OK, so on the GitHub runners, the Windows one (which is still failing) has the following local encoding (output of l10n_info()):

  $MBCS
  [1] TRUE
  
  $`UTF-8`
  [1] TRUE
  
  $`Latin-1`
  [1] FALSE
  
  $codepage
  [1] 65001
  
  $system.codepage
  [1] 65001

This is the output on the mac and ubuntu runners, where the switch code works fine

$MBCS
  [1] TRUE
  
  $`UTF-8`
  [1] TRUE
  
  $`Latin-1`
  [1] FALSE
  
  $codeset
  [1] "UTF-8"

The 65001 codepage is apparently just UTF-8 when it's in WIndows, so I still don't get why I'm getting the unable to translate warning?

Gabor · February 16, 2023, 4:56pm

I am sorry to say, but you can't use switch() with non-ascii strings, even if you find a workaround on GHA, because your users might have different native encodings. You can maybe use match().

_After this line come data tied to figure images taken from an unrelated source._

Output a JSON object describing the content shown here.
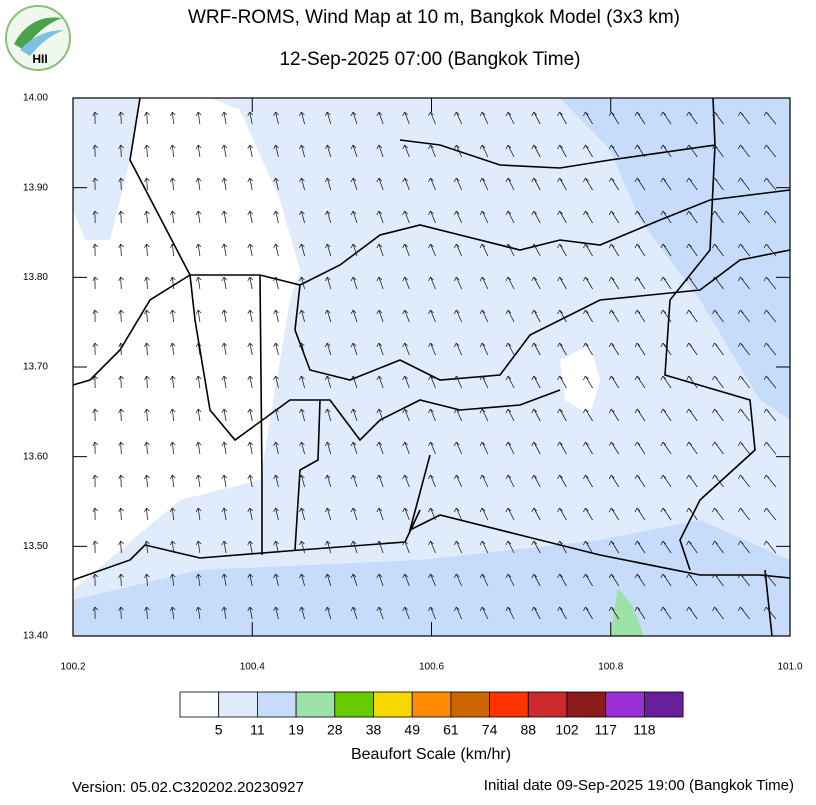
{
  "header": {
    "logo": "HII",
    "title": "WRF-ROMS, Wind Map at 10 m, Bangkok Model (3x3 km)",
    "subtitle": "12-Sep-2025 07:00 (Bangkok Time)"
  },
  "map": {
    "xlim": [
      100.2,
      101
    ],
    "ylim": [
      13.4,
      14
    ],
    "xticks": [
      100.2,
      100.4,
      100.6,
      100.8,
      {
        "value": 101,
        "label": "101.0"
      }
    ],
    "yticks": [
      {
        "value": 13.4,
        "label": "13.40"
      },
      {
        "value": 13.5,
        "label": "13.50"
      },
      {
        "value": 13.6,
        "label": "13.60"
      },
      {
        "value": 13.7,
        "label": "13.70"
      },
      {
        "value": 13.8,
        "label": "13.80"
      },
      {
        "value": 13.9,
        "label": "13.90"
      },
      {
        "value": 14,
        "label": "14.00"
      }
    ]
  },
  "legend": {
    "title": "Beaufort Scale (km/hr)",
    "colors": [
      "#ffffff",
      "#e0ecfb",
      "#c6dcfa",
      "#9de3a8",
      "#66cc00",
      "#f5d800",
      "#ff8c00",
      "#cc6600",
      "#ff3300",
      "#cc2a2a",
      "#8b1a1a",
      "#9b30d9",
      "#6a1f9a"
    ],
    "labels": [
      5,
      11,
      19,
      28,
      38,
      49,
      61,
      74,
      88,
      102,
      117,
      118
    ]
  },
  "footer": {
    "version": "Version: 05.02.C320202.20230927",
    "initial": "Initial date 09-Sep-2025 19:00 (Bangkok Time)"
  }
}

maja · February 17, 2023, 9:52am

OK, I have rewritten the function to use match instead of switch, and it is now passing, thanks for that Gabor.

Still, this leaves me unsatisfied: all the runners on GHA had UTF-8 as their local encoding, but it was only the Windows one where the code didn't work. And I still don't understand why.

Gabor · February 17, 2023, 11:13am

Well, your test does pass on R 4.2.x Windows, there is only a warning coming from R CMD check, and that probably happens because R CMD check runs that particular check in the C locale, so only ASCII function argument names are allowed. I haven't really checked this in depth, but I am fairly sure that this is what happens. E.g. my native encoding is UTF-8 by default, so this works:

❯ R -q -e 'switch("\u010d", "\u010d" = "match", "not match")'
> switch("\u010d", "\u010d" = "match", "not match")
[1] "match"

But if I switch to the C locale, then it does not:

❯ LANG=C R -q -e 'switch("\u010d", "\u010d" = "match", "not match")'
> switch("\u010d", "\u010d" = "match", "not match")
[1] "not match"
Warning message:
unable to translate '<U+010D>' to native encoding

Whether this is a bug in R CMD check, I am not sure. Once we only need to support UTF-8 systems (if that ever happens), I guess we can "fix" R CMD check to run in a UTF-8 locale.

system · March 30, 2023, 8:01am

This topic was automatically closed after 45 days. New replies are no longer allowed.

If you have a query related to it or one of the replies, start a new topic and refer back with a link.